RefFlatten

MLton

RefFlatten is an optimization pass for the SSA2 IntermediateLanguage, invoked from SSA2Simplify.

Description

This pass flattens a ref cell into its containing object. The idea is to replace, where possible, a type like

(int ref * real)

with a type like

(int[m] * real)

where the [m] indicates a mutable field of a tuple.

Implementation

ref-flatten.fun

Details and Notes

The savings is obvious, I hope. We avoid an extra heap-allocated object for the ref, which in the above case saves two words. We also save the time and code for the extra indirection at each get and set.

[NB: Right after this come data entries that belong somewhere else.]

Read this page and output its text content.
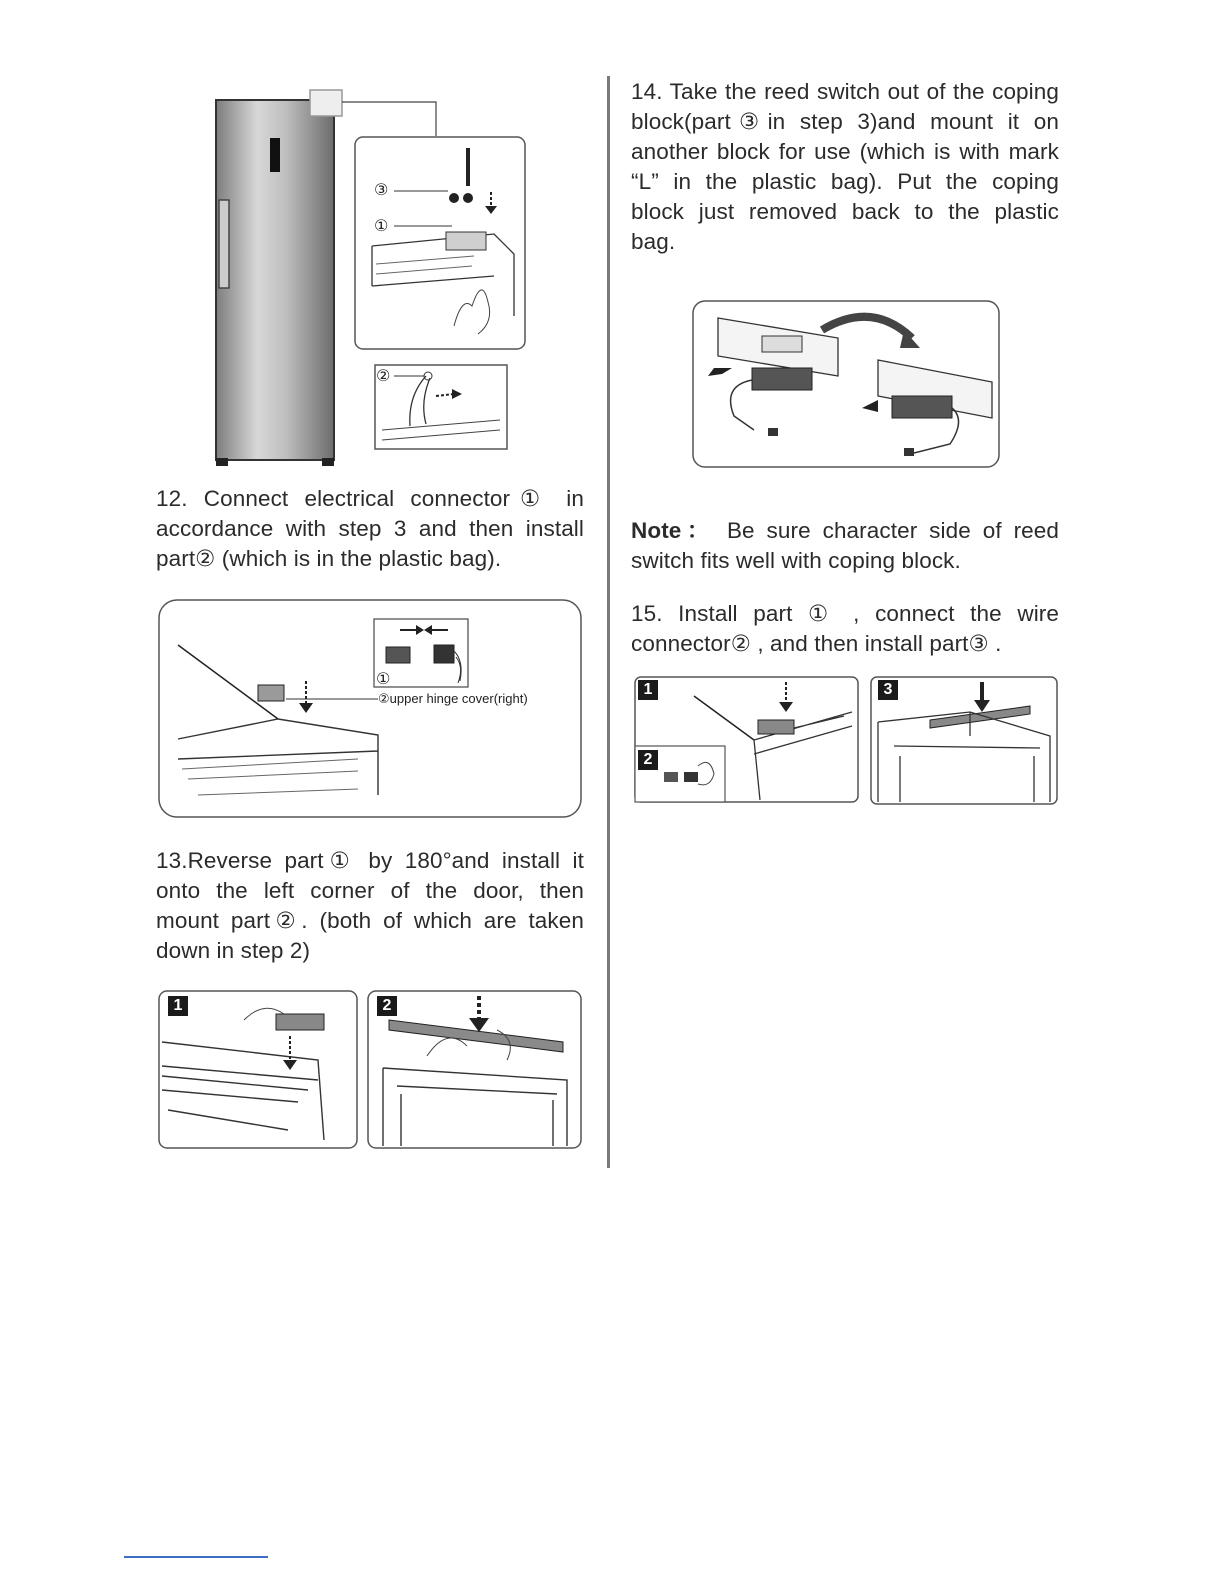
③
①
②
12. Connect electrical connector① in accordance with step 3 and then install part② (which is in the plastic bag).
①
②upper hinge cover(right)
13.Reverse part① by 180°and install it onto the left corner of the door, then mount part②. (both of which are taken down in step 2)
1	2
14. Take the reed switch out of the coping block(part③in step 3)and mount it on another block for use (which is with mark “L” in the plastic bag). Put the coping block just removed back to the plastic bag.
Note： Be sure character side of reed switch fits well with coping block.
15. Install part ① , connect the wire connector② , and then install part③ .
1
2
3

There are lots of useful data structures (singly-linked and doubly-linked lists, union-find, Fibonacci heaps, …) that I believe we are paying through the nose right now because of the absence of ref flattening.

The idea is to compute for each occurrence of a ref type in the program whether or not that ref can be represented as an offset of some object (constructor or tuple). As before, a unification-based whole-program with deep abstract values makes sure the analysis is consistent.

The only syntactic part of the analysis that remains is the part that checks that for a variable bound to a value constructed by Ref_ref:

the object allocation is in the same block. This is pretty draconian, and it would be nice to generalize it some day to allow flattening as long as the ref allocation and object allocation "line up one-to-one" in the same loop-free chunk of code.
updates occur in the same block (and hence it is safe-for-space because the containing object is still alive). It would be nice to relax this to allow updates as long as it can be provedthat the container is live.

Prevent flattening of unit ref-s.

RefFlatten is safe for space. The idea is to prevent a ref being flattened into an object that has a component of unbounded size (other than possibly the ref itself) unless we can prove that at each point the ref is live, then the containing object is live too. I used a pretty simple approximation to liveness.